Si je me suis permis de recopier
ces longs passages, c’est pour essayer de préciser ce point : le tout est
moins que la somme des parties, car selon moi, dans la mesure où la « pensée
perverse » comme décrite dans mon second article est disjonctive, elle participe
à cette « dégénérescence » (dégradation, décadence, déchéance, déclin,
etc. ???). Et c’est là, il me semble, où cette théorie puise tout son
intérêt.
Vous dîtes : « Il a été établi,
par Wiener avec la cybernétique et par d’autre, un mode scientifique pour
aborder le complexe par le tout. La boite noire, c’est a dire le refus de
traiter le fonctionnement interne, en est la base. Ce n’est pas un hasard, mais
une nécessité. »
Je ne connais le concept d’émergence
et la cybernétique qu’au travers des écrits d’Edgar MORIN, je ne suis donc pas
à même d’en juger.
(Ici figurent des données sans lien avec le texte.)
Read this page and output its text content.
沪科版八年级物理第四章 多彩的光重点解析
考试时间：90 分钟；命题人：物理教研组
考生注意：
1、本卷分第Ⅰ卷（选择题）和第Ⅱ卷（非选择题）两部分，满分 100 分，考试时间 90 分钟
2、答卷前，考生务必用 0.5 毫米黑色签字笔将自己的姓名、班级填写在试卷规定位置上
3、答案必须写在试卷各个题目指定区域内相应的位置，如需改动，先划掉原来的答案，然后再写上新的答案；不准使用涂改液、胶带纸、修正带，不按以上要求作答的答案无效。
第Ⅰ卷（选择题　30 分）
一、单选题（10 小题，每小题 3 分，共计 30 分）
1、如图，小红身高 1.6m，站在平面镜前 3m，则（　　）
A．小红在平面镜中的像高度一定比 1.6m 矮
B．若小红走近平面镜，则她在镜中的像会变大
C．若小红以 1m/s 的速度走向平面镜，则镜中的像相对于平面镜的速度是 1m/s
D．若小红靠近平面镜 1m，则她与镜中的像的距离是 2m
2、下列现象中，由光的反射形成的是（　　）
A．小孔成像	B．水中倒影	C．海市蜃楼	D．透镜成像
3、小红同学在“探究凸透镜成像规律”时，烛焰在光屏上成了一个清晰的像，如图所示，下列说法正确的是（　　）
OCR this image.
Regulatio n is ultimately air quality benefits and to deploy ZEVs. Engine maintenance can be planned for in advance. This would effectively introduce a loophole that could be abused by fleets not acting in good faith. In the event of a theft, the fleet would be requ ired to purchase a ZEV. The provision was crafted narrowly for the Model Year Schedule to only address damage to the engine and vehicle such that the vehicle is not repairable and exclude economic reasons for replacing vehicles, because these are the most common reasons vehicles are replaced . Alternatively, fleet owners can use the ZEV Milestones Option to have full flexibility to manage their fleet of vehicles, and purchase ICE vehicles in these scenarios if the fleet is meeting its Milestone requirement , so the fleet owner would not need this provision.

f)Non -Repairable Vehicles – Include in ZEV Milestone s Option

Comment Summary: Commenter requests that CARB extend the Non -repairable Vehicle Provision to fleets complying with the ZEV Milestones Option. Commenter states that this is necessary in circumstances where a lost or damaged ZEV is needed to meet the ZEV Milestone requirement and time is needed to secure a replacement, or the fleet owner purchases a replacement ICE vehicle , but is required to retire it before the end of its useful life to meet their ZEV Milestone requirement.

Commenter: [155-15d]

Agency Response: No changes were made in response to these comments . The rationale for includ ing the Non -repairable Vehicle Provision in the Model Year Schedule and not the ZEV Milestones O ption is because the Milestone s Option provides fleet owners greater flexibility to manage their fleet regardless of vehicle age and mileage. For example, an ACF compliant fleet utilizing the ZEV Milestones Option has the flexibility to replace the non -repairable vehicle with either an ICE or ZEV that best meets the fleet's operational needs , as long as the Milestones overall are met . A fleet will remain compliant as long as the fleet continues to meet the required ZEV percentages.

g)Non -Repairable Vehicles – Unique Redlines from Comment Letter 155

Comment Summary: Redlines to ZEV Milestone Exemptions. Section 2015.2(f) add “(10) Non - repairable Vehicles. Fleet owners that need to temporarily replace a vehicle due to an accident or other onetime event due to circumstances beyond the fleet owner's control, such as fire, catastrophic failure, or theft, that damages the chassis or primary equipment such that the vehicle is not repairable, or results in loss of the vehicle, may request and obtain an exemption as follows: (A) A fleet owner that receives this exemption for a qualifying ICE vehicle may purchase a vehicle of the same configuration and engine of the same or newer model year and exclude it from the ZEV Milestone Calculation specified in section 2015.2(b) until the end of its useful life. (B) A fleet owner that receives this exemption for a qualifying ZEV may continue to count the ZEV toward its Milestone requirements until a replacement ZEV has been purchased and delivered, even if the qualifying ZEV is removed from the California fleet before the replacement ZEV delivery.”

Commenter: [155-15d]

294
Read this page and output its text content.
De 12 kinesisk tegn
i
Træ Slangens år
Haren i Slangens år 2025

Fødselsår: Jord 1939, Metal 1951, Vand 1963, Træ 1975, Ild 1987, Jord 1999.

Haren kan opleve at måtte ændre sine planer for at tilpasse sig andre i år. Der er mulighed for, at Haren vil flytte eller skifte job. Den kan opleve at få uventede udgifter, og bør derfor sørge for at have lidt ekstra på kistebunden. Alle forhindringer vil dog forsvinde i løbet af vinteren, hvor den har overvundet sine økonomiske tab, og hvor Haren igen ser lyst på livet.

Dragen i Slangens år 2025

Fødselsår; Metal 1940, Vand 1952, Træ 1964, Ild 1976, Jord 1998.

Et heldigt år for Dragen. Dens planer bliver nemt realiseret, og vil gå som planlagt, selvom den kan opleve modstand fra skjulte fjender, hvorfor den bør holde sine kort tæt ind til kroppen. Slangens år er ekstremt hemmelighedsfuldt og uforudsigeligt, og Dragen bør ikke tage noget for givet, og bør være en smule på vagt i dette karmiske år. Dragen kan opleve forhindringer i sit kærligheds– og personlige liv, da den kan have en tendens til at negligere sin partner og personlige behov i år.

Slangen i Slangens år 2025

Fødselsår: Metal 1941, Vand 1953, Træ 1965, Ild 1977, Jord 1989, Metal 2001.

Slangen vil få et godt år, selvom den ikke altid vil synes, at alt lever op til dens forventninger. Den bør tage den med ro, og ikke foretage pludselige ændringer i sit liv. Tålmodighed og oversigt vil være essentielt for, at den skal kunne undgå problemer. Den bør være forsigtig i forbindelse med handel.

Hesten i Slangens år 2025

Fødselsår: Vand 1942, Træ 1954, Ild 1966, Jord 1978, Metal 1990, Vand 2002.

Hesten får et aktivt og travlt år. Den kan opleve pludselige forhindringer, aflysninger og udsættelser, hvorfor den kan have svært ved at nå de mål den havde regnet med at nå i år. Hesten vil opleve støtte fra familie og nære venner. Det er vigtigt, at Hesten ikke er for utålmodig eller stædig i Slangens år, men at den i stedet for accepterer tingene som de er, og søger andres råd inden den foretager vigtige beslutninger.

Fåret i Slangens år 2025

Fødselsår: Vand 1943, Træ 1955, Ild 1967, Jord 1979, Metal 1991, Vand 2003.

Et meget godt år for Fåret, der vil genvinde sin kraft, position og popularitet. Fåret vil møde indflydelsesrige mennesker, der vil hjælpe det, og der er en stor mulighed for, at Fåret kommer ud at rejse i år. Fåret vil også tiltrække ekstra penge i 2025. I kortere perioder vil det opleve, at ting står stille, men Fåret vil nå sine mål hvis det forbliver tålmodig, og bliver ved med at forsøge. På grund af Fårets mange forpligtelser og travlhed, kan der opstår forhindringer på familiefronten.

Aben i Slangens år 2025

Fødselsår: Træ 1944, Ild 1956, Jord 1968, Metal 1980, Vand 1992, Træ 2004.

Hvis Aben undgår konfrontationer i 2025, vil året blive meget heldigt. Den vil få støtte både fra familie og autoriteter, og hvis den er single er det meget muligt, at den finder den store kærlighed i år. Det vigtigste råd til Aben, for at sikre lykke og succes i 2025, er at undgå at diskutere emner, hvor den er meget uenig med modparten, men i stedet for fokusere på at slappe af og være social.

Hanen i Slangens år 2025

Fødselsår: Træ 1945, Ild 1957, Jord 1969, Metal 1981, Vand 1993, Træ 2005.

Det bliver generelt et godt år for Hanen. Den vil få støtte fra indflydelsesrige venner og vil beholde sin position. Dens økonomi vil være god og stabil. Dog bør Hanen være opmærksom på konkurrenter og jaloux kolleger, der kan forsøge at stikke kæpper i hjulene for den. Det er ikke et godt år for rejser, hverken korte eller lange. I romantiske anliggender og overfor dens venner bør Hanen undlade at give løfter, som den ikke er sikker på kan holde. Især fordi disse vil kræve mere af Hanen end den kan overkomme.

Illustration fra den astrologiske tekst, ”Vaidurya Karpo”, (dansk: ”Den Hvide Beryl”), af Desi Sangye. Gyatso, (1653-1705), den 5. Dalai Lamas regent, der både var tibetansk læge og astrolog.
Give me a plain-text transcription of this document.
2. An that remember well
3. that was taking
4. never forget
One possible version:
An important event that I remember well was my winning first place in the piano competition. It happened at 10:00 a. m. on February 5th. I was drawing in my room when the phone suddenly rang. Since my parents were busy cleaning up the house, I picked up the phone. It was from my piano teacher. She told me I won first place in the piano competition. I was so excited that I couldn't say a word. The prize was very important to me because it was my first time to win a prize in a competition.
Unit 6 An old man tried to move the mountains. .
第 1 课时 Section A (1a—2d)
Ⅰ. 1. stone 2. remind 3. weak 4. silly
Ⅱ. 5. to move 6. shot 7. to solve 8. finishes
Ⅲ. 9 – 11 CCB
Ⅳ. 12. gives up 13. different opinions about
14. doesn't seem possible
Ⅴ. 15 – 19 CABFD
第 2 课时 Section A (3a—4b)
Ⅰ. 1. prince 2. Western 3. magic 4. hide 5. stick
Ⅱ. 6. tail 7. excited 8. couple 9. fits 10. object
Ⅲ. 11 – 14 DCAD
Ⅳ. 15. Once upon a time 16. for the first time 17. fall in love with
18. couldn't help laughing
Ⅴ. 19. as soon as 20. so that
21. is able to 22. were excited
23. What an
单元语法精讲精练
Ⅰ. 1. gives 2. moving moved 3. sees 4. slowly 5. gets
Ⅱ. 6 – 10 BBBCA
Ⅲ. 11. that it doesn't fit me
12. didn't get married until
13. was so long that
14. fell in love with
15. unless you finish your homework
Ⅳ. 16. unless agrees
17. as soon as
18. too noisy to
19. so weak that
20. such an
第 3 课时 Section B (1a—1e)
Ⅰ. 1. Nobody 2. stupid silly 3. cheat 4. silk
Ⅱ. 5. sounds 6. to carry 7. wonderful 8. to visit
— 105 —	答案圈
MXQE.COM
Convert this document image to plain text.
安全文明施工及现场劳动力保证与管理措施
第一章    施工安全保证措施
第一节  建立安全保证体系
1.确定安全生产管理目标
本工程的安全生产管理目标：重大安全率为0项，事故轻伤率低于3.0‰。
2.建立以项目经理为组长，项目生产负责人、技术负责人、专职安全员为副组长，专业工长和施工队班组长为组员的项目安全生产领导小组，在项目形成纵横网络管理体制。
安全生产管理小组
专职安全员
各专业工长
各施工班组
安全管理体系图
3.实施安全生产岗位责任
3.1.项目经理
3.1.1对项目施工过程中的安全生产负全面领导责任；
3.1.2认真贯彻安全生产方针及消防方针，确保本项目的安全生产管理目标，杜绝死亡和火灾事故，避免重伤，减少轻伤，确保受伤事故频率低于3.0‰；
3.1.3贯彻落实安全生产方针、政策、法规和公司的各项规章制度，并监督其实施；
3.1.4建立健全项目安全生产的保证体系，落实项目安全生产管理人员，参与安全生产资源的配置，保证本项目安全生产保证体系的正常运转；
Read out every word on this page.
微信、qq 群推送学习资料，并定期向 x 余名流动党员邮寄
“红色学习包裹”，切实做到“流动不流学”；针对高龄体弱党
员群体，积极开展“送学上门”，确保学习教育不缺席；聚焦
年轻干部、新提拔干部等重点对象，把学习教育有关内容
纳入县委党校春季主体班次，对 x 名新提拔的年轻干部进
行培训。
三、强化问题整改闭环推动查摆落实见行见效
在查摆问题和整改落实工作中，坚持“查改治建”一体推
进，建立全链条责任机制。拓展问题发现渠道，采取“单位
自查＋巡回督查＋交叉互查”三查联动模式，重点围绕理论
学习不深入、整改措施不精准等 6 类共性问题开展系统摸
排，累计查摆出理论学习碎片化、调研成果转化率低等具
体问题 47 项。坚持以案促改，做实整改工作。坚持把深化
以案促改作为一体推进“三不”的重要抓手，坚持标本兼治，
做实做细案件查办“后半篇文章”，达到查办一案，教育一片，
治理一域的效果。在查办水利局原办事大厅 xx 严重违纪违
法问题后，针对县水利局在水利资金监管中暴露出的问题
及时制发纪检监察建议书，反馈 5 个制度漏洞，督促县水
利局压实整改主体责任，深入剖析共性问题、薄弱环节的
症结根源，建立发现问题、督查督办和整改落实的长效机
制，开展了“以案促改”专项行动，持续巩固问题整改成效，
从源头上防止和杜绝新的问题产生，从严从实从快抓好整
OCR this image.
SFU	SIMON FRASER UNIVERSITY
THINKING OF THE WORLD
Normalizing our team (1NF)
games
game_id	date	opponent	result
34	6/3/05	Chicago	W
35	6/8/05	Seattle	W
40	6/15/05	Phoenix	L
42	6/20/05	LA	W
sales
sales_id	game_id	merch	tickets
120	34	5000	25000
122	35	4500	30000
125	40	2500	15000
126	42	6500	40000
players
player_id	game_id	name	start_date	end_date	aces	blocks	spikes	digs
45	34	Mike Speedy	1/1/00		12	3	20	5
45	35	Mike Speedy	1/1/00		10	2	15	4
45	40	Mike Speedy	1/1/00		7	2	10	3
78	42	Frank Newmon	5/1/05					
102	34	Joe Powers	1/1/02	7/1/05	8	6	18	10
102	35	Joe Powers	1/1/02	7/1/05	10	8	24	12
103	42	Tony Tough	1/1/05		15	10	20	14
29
Je pense que le texte reproduit ci-dessus et mes explications
qui suivent apportent quelques précisions.
Vous dîtes : « Alors
forcément tout est lié, mais pour aborder et le sujet de l’information
circulante dans des environnements suffisamment complexe pour qu’il y ait
émergence, il est nécessaire de se plier au cadre défini pour prétendre a un
apport scientifique. Ce n’est pas qu’il soit incompétent ou qu’il ait tord,
c’est juste qu’il manque un travail traitant exclusivement de l’information
circulante dans un tel contexte pour que ces travaux soient légitimes, scientifiquement
déboulonnable que par une démonstration du contraire. »
Justement, la théorie de RACAMIER
traite bien de cette information circulante dans le contexte des familles. Et
ce qui la rend particulièrement « lumineuse », c’est que l’ensemble
de ses concepts (il a écrit un « Cortège conceptuel » véritable petit
dictionnaire de néologismes personnels) est transposable des familles aux
groupes et aux institutions.
Voilà pour quelques précisions
supplémentaires pour mieux vous situer cette problématique.